SUPREME Court (SC) Associate Justice Marvic Leonen, the magistrate who was designated to write the decision on the disqualification case filed against Manila Mayor Joseph “Erap” Estrada, believes that the former president should be ousted from his post.
Leonen is convinced Estrada’s conviction for plunder made him ineligible to run for public office, according to a highly reliable source at the High Court.
In his draft ponencia, Leonen, the most junior member of the tribunal, maintained that even if Estrada was granted pardon by then-President Gloria Macapagal-Arroyo, he was barred from running for an elective post because the executive clemency that he received was not absolute.
Leonen, a constitutional law expert, had submitted his draft decision to the court en banc but some justices asked for more time to study the case. The tribunal will deliberate on the case on January 20, 2015.
The disqualification case against Estrada was filed by Alicia Risos-Vidal, the lawyer of former Manila Mayor Alfredo Lim, who also intervened in the case.
The Manila Times source said Leonen based his decision on his findings that the pardon granted by Arroyo to Estrada was conditional, not absolute.
The magistrate relied on the October 25, 2007 Executive Clemency that Estrada accepted and that stated that the former president “publicly committed to no longer seek any elective position or office.”
The source said the executive clemency granted by Arroyo only obliterated Estrada’s principal penalty and did not restore the former leader’s “political rights” thus he is barred from running for any public position.
Leonen cited the landmark case of Monsanto vs. Factoran, which also dealt with the pardon given to a convicted public official.
The provisions of Article 36 and 41 of the Revised Penal Code on pardon being bestowed by a sitting President to a convicted criminal was also discussed in Leonen’s draft ponencia.
Article 36 provides,“A pardon shall not work the restoration of the right to hold public office, or the right of suffrage, unless such rights be expressly restored by the terms of the pardon.”
Article 41 mandates that the penalties of reclusion perpetua and reclusion temporal “shall carry with them that of civil interdiction for life or during the period of the sentence as the case may be, and that of perpetual absolute disqualification which the offender shall suffer even though pardoned as to the principal penalty, unless the same shall have been expressly remitted in the pardon.”
The crime of plunder is punishable by reclusion perpetua.
In his draft decision, Leonen also discussed who should replace Estrada in case the SC ruled to oust him from office.
The magistrate opined that if the disqualification was the result of election offenses such as ballot switching, ballot snatching, vote buying and acts of terrorism, the successor shall be the vice mayor based on the law on succession under Section 44 of the Local Government Code.

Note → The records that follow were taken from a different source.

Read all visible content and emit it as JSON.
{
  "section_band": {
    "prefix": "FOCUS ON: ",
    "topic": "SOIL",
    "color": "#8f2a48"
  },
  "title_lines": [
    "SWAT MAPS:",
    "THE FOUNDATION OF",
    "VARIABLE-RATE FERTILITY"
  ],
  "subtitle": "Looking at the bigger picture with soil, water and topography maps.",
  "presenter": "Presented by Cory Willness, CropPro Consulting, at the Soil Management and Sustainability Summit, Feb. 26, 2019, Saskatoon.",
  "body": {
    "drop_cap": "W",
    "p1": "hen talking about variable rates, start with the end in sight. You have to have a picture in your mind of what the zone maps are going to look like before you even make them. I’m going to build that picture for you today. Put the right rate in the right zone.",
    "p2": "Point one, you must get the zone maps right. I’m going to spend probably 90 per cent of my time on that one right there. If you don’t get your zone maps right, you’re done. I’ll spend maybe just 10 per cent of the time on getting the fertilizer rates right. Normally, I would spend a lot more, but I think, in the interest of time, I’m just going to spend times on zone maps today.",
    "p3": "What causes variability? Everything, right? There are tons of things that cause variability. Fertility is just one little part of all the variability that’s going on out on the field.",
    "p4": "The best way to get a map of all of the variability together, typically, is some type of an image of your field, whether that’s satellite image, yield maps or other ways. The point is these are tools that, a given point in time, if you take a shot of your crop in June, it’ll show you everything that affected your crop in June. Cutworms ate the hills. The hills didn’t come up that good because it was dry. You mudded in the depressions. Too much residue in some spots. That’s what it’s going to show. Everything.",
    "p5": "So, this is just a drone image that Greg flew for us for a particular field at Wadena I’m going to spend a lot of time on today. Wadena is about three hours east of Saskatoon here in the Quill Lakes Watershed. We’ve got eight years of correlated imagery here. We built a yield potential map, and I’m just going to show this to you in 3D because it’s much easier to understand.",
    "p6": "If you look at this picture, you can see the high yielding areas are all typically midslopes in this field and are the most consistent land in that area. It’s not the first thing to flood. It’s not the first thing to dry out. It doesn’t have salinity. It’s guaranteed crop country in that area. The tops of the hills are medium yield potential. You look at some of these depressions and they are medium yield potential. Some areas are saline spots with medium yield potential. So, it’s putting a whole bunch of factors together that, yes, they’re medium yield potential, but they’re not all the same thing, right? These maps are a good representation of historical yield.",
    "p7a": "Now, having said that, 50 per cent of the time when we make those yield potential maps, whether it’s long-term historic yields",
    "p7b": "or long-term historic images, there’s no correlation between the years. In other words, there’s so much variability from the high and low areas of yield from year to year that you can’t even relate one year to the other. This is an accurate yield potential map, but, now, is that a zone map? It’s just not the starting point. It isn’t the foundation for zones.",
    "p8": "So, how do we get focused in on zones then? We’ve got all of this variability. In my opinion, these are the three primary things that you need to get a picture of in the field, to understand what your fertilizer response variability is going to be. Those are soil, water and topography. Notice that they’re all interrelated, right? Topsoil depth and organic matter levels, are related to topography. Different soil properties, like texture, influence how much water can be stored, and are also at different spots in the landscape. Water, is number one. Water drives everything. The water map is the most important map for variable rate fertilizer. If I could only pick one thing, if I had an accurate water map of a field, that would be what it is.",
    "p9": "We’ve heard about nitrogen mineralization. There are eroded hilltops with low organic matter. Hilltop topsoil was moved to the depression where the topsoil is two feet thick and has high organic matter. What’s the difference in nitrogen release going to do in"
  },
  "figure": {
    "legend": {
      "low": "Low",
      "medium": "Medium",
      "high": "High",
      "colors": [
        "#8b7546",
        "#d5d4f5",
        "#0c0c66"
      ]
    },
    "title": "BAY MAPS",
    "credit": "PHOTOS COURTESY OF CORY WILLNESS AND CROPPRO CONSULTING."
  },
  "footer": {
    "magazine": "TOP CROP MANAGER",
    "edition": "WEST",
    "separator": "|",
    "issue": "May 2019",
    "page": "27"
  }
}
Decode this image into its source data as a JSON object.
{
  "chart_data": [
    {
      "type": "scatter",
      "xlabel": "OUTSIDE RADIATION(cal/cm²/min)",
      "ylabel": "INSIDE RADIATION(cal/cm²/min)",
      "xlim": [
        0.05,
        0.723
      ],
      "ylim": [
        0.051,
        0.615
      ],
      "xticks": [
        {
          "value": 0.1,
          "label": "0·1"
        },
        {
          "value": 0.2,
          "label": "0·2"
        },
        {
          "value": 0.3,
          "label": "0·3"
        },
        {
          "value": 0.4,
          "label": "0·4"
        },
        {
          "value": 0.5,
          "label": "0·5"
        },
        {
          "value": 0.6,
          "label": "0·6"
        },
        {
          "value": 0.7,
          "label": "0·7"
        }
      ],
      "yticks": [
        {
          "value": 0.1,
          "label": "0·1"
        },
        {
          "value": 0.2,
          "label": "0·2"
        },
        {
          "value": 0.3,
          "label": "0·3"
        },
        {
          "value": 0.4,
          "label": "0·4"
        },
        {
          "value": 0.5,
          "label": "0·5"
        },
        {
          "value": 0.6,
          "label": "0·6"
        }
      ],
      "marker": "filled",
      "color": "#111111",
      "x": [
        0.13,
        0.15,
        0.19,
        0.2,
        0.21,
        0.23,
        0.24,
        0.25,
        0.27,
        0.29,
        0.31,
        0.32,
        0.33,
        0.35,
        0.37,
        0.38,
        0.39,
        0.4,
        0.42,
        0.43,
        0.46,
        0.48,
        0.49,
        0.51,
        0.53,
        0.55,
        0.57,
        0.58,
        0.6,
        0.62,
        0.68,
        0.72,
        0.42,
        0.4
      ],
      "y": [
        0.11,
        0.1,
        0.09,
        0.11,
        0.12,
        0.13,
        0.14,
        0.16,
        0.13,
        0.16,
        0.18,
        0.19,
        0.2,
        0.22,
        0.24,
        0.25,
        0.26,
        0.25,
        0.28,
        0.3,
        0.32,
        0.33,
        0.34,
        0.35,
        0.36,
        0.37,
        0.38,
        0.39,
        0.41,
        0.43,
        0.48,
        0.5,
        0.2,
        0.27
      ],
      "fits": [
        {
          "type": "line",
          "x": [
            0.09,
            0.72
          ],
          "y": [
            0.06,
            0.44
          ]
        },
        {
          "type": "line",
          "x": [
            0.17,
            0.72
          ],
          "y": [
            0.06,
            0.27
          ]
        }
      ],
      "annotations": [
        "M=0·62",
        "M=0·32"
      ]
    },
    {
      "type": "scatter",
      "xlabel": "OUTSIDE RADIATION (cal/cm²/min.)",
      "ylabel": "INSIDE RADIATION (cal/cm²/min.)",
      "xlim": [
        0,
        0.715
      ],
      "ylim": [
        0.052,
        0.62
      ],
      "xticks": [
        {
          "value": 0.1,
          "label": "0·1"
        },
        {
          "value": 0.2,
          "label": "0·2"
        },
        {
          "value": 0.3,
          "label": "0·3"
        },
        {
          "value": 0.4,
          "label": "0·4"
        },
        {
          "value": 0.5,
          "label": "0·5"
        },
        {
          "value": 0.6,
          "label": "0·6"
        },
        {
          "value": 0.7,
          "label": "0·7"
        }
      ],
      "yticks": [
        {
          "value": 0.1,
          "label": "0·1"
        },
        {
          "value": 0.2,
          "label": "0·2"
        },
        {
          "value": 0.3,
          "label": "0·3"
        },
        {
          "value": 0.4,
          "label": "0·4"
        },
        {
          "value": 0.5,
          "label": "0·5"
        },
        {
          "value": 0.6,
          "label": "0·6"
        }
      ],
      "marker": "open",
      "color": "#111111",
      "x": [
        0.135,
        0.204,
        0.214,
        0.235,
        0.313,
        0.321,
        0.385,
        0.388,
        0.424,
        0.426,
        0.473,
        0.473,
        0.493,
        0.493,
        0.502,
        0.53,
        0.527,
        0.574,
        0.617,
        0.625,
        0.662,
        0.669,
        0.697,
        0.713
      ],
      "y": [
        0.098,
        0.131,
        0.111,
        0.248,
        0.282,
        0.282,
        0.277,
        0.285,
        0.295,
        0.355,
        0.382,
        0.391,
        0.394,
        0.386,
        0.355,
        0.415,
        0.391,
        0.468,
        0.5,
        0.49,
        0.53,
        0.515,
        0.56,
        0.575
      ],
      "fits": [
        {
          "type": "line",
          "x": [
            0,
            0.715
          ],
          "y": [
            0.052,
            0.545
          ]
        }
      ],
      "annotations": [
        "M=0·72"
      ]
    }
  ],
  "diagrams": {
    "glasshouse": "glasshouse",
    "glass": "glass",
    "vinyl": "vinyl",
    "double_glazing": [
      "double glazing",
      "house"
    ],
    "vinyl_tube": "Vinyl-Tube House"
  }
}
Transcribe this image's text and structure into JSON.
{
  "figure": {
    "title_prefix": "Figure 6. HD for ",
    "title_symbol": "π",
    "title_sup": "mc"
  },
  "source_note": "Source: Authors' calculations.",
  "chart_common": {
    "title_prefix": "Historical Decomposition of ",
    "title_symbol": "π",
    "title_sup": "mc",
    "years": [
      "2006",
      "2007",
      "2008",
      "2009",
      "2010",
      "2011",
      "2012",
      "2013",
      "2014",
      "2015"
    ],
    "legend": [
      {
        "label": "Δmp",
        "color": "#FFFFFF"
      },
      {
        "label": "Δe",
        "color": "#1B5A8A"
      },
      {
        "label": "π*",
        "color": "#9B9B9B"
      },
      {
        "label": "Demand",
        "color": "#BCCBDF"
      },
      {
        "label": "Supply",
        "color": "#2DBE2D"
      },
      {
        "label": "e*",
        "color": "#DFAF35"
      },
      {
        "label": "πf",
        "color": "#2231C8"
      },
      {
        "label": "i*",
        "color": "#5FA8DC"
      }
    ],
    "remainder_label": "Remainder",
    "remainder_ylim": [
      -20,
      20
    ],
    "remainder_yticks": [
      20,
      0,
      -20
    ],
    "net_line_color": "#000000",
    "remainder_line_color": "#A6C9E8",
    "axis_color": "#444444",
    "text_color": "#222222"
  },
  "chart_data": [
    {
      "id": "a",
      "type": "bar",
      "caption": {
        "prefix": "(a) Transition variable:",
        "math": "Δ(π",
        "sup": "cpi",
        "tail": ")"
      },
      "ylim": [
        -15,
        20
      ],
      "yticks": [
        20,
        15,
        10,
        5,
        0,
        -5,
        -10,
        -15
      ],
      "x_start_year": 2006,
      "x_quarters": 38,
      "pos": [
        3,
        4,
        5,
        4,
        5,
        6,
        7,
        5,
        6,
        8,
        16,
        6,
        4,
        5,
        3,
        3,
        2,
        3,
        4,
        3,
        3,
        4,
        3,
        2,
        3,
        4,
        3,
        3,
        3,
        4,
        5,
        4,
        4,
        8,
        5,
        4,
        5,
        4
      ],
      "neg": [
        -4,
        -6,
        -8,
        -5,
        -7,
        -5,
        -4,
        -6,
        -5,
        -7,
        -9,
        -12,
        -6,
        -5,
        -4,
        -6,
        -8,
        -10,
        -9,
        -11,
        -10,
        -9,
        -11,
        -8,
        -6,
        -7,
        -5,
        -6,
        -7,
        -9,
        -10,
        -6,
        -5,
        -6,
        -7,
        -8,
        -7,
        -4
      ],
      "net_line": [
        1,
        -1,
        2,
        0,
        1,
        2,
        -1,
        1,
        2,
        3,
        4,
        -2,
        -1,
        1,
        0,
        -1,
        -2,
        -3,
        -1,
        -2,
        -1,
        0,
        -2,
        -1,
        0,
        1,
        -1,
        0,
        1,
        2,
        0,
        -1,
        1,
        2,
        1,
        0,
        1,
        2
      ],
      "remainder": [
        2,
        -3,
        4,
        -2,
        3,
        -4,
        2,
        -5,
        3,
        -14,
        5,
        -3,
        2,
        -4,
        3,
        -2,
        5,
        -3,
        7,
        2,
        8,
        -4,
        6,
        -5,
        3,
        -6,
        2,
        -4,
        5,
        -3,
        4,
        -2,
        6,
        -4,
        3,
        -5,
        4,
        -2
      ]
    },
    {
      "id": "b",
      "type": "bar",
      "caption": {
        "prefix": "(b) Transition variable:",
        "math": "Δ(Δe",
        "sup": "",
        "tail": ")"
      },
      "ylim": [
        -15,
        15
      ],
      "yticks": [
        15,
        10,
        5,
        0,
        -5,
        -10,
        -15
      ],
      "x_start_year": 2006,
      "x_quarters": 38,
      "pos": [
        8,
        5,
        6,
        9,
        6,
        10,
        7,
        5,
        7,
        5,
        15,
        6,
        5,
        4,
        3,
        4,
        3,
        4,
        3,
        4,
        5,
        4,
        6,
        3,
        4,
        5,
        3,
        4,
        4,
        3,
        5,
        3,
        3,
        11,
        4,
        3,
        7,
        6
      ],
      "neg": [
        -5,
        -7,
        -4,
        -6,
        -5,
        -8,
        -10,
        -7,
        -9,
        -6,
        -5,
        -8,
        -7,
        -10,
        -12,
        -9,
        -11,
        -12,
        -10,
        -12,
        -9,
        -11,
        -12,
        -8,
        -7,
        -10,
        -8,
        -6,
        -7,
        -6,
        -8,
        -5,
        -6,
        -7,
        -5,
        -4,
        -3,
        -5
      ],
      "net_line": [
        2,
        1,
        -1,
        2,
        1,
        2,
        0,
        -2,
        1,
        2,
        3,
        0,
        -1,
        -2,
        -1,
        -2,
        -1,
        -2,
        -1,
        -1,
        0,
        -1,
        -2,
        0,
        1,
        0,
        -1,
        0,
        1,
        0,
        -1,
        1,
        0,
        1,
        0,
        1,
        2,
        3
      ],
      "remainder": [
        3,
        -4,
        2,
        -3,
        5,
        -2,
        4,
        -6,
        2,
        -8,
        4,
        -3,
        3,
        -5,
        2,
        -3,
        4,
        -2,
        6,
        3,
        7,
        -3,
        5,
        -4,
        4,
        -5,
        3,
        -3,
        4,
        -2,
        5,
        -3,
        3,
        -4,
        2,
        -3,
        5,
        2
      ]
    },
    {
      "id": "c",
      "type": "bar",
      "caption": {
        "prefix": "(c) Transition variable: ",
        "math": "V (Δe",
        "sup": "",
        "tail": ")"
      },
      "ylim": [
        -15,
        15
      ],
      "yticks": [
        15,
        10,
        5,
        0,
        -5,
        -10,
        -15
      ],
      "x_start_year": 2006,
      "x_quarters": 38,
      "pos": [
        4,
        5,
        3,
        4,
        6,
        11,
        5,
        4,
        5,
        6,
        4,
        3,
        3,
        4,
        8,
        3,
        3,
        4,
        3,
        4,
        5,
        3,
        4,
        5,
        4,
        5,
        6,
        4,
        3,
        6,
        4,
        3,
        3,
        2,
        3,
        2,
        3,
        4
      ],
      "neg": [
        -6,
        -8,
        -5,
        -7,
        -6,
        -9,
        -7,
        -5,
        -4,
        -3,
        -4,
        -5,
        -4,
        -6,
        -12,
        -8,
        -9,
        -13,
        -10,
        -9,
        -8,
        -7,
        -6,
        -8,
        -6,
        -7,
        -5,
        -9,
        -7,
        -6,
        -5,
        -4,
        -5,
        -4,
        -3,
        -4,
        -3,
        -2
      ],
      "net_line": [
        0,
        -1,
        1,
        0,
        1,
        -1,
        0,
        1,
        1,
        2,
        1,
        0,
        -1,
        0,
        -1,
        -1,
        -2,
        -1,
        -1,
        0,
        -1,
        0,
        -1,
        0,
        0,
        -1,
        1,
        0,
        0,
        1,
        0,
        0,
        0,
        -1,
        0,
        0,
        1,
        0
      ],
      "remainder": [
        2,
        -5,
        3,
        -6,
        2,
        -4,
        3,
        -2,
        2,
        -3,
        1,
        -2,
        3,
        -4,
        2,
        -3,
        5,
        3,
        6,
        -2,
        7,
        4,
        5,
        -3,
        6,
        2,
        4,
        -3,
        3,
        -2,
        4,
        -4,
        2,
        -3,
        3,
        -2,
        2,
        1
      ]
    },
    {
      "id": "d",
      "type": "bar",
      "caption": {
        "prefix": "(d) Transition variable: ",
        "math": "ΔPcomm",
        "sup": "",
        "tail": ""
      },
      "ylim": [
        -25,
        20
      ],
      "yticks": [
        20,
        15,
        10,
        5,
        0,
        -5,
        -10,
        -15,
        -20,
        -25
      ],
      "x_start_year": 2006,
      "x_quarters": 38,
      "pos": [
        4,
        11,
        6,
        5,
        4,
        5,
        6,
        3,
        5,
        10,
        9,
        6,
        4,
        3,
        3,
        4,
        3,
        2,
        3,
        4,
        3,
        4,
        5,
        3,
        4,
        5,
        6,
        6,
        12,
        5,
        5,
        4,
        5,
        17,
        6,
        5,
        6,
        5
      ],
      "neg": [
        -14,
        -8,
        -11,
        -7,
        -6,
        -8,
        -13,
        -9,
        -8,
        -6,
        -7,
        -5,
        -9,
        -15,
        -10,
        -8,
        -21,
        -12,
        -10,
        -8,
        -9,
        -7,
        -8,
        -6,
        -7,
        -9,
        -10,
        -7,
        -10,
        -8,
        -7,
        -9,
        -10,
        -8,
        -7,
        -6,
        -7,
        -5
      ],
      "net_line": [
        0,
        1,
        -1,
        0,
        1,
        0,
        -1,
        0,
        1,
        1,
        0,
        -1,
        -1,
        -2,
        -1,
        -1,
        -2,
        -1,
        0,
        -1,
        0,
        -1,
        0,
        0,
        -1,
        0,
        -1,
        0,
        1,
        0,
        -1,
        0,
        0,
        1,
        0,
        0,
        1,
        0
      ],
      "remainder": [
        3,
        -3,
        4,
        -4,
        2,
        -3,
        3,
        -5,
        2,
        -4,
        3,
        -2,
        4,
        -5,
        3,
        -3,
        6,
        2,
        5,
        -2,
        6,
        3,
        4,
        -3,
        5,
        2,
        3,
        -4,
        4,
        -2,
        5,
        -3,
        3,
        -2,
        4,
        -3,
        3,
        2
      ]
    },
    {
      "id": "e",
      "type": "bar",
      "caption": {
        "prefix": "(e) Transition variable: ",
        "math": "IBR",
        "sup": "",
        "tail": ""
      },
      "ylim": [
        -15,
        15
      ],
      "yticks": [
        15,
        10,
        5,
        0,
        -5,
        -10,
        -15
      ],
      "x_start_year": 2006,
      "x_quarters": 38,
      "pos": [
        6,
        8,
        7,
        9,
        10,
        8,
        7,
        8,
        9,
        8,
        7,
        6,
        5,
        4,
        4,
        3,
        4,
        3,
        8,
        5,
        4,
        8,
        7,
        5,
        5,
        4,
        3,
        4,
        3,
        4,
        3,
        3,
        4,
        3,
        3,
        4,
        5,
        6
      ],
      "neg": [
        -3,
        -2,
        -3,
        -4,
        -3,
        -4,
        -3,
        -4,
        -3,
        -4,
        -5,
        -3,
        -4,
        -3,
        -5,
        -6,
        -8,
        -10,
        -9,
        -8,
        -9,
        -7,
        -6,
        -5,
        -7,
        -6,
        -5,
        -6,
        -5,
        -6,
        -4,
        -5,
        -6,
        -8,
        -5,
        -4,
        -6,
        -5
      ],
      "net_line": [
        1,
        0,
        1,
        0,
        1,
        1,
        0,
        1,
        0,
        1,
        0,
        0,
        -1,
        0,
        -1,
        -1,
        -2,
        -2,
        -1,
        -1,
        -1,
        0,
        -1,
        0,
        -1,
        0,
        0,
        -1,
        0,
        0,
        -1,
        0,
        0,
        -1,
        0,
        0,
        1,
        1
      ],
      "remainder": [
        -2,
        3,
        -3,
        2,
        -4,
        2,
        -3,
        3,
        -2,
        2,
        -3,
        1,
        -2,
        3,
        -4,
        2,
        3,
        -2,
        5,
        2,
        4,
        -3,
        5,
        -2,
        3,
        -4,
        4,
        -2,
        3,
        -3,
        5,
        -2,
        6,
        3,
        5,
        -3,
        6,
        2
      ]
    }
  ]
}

If, however, the cause of the disqualification is based on the cancellation of the certificate of candidacy on the basis of eligibility of a candidate, the successor shall be the candidate who placed second during the elections in 2013.
The latest jurisprudence on such a case was in the Aratea vs Comelec and Antipolo where the second placer, Estela Deloso-Antipolo, was allowed by the SC to sit as mayor of San Antonio town in Zambales, not Vice Mayor Efren Aratea, because of the disqualification of Romeo Lonzanida, a convicted criminal.
Estrada was ousted from the presidency in 2001 over massive allegations of corruption. He was convicted for plunder by the Sandiganbayan Special Division on September 12, 2007. He ran for President during the May 2010 polls and placed second to then-senator Benigno Aquino 3rd.
Although a disqualification complaint was filed against Estrada by lawyer Evilio Pormento and Mary Lou Estrada, the High Court did not rule on the case because then-Chief Justice Renato Corona, the ponente of the case, said the complaint became moot and academic because of Estrada’s electoral defeat.
Estrada had asked the SC to dismiss the disqualification case, claiming that the pardon bestowed on him by Arroyo restored his civil and political rights.
The former President also stated that the High Court must affirm findings of the Commission on Elections on April 1, 2013 and April 23, 2013 that he is eligible and qualified to run as a mayor of Manila.